Et bien que cela puisse sembler contre-intuitif pour le monde occidental, l’utilisation stratégique du pétrole et du gaz peut aider les pays africains à relever ces défis. Le gaz peut être monétisé et utilisé pour créer des infrastructures qui soutiennent la diversification économique. Il peut également être utilisé pour minimiser la pauvreté énergétique, qui a rendu la croissance économique presque impossible pour de nombreux pays africains.
De plus, la présence même des compagnies pétrolières internationales (IOC) en Afrique permet des transferts de technologies indispensables, qui contribueront à ouvrir la voie à une transition énergétique réussie.
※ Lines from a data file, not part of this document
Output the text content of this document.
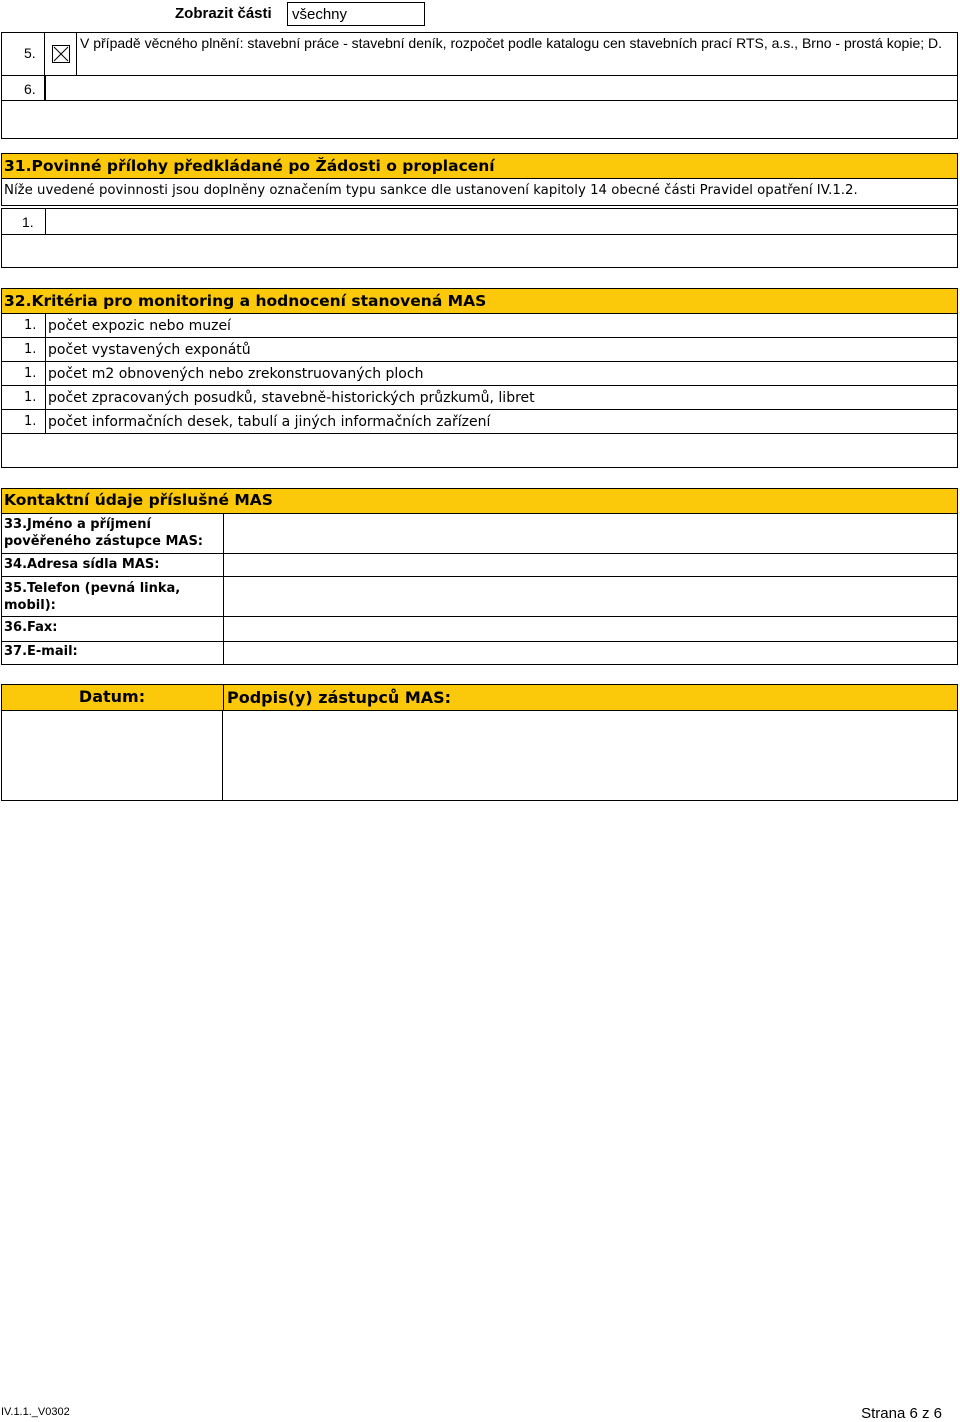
Zobrazit části	všechny
5.
V případě věcného plnění: stavební práce - stavební deník, rozpočet podle katalogu cen stavebních prací RTS, a.s., Brno - prostá kopie; D.
6.
31.Povinné přílohy předkládané po Žádosti o proplacení
Níže uvedené povinnosti jsou doplněny označením typu sankce dle ustanovení kapitoly 14 obecné části Pravidel opatření IV.1.2.
1.
32.Kritéria pro monitoring a hodnocení stanovená MAS
1. počet expozic nebo muzeí
1. počet vystavených exponátů
1. počet m2 obnovených nebo zrekonstruovaných ploch
1. počet zpracovaných posudků, stavebně-historických průzkumů, libret
1. počet informačních desek, tabulí a jiných informačních zařízení
Kontaktní údaje příslušné MAS
33.Jméno a příjmení pověřeného zástupce MAS:
34.Adresa sídla MAS:
35.Telefon (pevná linka, mobil):
36.Fax:
37.E-mail:
Datum:	Podpis(y) zástupců MAS:
IV.1.1._V0302	Strana 6 z 6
Des Mondes Différents, Des Opportunités Différentes
Nous trouvons frustrant de voir la communauté mondiale rejeter des activités commerciales ayant un grand potentiel pour profiter aux populations, aux communautés et aux entreprises africaines simplement parce qu’elles impliquent des combustibles fossiles. Il est difficile d’être ému par des platitudes écrites par des gens dans une réalité complètement différente, dans un monde où la sécurité énergétique est une donnée et les actes de terrorisme déclenchés par le manque d’emplois ou l’incertitude économique sont impensables.
Ne soyez pas si prompt à snober – ou à entraver – les opportunités qui comptent beaucoup pour les Africains. Une petite poignée d’exemples inclus dans le rapport sur les perspectives de l’AEC sont :
Le développement flottant de stockage et de déchargement de production (FPSO) Bonga Southwest – Aparo au large du Nigéria et le FPSO Pecan au large du Ghana ont pris de l’ampleur ces derniers mois.
L’offshore angolais Cameia – Golfinho opéré par TotalEnergies est en cours de pré-FEED (Front-End Engineering Design).
Les projets Tilenga et Kingfisher South, tous deux situés en Ouganda, sont désormais approuvés et permettront de mettre en service près de 1,2 milliards de barils de pétrole d’ici cinq ans.
Les opérateurs de la région se sont également concentrés sur l’accélération des découvertes récentes telles que Cuica et Eban dans les eaux profondes de l’Angola et du Ghana respectivement, en raison de leur proximité avec les infrastructures existantes.
Chacun de ces projets représente des opportunités de création d’emplois significatives, de nouveaux emplois pour les entrepreneurs locaux, de croissance et de développement économique, de monétisation, de développement d’infrastructures, de transferts de technologie, de renforcement des capacités et de monétisation pour les pays et communautés africains. Ils ont de l’importance.
Inclure l’Afrique dans la Conversation
La Chambre Africaine de l’Energie plaide pour une transition énergétique juste pour les pays africains, une transition qui soutienne les objectifs internationaux de réduction des émissions et de production climatique sans mettre les besoins et les priorités africaines sur le billot.
Nous sommes impatients de travailler aux côtés de la communauté internationale pour atteindre cet objectif. Nous demandons simplement des conversations au lieu de conférences, des partenariats, et des investissements au lieu d’interférences et d’obstacles.
Nous réalisons que la communauté internationale dispose de précieux conseils, de connaissances et d’avancées technologiques dont les nations africaines peuvent bénéficier. Nous voudrions simplement que le reste du monde reconnaisse que les voix africaines ont également beaucoup à apporter.
Peut-être qu’alors, nous pourrons construire un avenir qui est bon pour nous tous – et ouvrir la voie à une transition énergétique vraiment juste et inclusive.